A0366
Title: Issues with the R-squared for the evaluation of polygenic prediction models across diverse ancestries
Authors: Christian Staerk - IUF - Leibniz Research Institute for Environmental Medicine (Germany) [presenting]
Hannah Klinkhammer - University of Bonn (Germany)
Tobias Wistuba - University of Bonn (Germany)
Carlo Maj - University of Marburg (Germany)
Andreas Mayr - University of Bonn (Germany)

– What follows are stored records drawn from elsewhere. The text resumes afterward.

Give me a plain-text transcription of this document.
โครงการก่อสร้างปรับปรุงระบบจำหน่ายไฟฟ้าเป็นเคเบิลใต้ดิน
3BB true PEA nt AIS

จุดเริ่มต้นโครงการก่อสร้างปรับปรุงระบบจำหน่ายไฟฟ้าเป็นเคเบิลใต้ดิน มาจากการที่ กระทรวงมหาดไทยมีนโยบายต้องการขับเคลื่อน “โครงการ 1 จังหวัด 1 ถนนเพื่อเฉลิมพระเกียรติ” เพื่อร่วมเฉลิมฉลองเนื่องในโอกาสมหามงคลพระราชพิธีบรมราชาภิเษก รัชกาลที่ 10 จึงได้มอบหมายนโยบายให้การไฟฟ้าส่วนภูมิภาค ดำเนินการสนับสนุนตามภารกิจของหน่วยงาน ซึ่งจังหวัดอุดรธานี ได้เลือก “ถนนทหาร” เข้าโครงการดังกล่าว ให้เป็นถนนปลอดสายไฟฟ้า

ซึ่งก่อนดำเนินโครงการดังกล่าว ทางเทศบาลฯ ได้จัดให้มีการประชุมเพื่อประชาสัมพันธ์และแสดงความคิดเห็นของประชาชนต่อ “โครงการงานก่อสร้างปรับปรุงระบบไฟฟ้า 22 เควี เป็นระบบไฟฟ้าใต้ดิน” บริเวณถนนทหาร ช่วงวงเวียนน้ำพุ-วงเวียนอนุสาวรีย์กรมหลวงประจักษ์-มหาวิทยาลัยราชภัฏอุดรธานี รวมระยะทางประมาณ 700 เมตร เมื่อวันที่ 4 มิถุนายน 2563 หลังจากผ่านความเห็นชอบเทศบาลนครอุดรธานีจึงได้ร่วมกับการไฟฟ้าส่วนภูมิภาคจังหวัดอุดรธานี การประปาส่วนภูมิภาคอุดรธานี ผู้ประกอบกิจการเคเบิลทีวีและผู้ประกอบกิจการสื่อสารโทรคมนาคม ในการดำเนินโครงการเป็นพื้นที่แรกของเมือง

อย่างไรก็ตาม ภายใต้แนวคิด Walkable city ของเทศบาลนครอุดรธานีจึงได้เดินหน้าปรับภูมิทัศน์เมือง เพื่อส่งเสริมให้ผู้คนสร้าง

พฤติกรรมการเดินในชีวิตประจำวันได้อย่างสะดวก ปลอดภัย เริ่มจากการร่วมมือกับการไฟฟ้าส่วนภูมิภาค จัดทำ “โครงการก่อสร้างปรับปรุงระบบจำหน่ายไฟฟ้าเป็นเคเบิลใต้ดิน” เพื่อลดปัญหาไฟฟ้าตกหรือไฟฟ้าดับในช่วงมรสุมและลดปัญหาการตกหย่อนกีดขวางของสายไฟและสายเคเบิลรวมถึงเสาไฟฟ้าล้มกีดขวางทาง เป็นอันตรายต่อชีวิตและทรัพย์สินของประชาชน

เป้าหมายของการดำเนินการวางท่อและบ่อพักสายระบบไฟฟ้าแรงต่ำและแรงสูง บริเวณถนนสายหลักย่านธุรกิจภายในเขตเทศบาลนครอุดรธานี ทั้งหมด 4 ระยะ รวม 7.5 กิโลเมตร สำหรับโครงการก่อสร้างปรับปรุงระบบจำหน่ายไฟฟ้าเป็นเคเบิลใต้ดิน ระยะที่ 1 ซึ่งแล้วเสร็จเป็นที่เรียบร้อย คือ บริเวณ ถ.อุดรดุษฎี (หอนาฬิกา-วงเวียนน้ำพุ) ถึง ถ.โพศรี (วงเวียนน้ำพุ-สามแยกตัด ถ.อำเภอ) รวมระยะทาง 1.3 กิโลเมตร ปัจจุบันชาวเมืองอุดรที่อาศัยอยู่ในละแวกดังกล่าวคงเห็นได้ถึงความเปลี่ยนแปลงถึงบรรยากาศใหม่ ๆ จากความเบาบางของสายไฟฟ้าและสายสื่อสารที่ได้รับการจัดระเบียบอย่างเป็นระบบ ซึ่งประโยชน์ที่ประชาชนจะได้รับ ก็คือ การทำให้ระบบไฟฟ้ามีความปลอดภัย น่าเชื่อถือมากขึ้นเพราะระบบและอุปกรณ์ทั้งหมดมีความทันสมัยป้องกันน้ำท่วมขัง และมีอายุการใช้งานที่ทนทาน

Abstract: Polygenic risk scores (PRS) quantify genetic predispositions for traits and clinical outcomes based on genotype data. For effective personalized risk assessment, polygenic prediction models should generalize well across diverse ancestries. However, the commonly used R-squared measure is not unambiguously defined for test data, complicating the assessment of prediction accuracy of PRS models and the interpretation of results. Recent scalable regression methods are applied, including statistical boosting on large-scale individual-level genotype data from the UK Biobank, and three R-squared definitions are compared for evaluating the predictive performance of PRS models on different populations. It is found that the choice of R-squared definition considerably affects the results: while the squared correlation between predicted and observed phenotypes always stays between 0 and 1, R-squared definitions incorporating the squared prediction error can yield negative values, particularly for miscalibrated prediction models. It is argued that the choice of the most appropriate definition of the R-squared depends on the aim of the PRS analysis, i.e., whether the PRS should be mainly used for risk stratification in a given cohort or also for the prediction of continuous traits for individual risk assessment. Further research is needed to develop and evaluate well-calibrated polygenic models across diverse ancestries in clinical practice.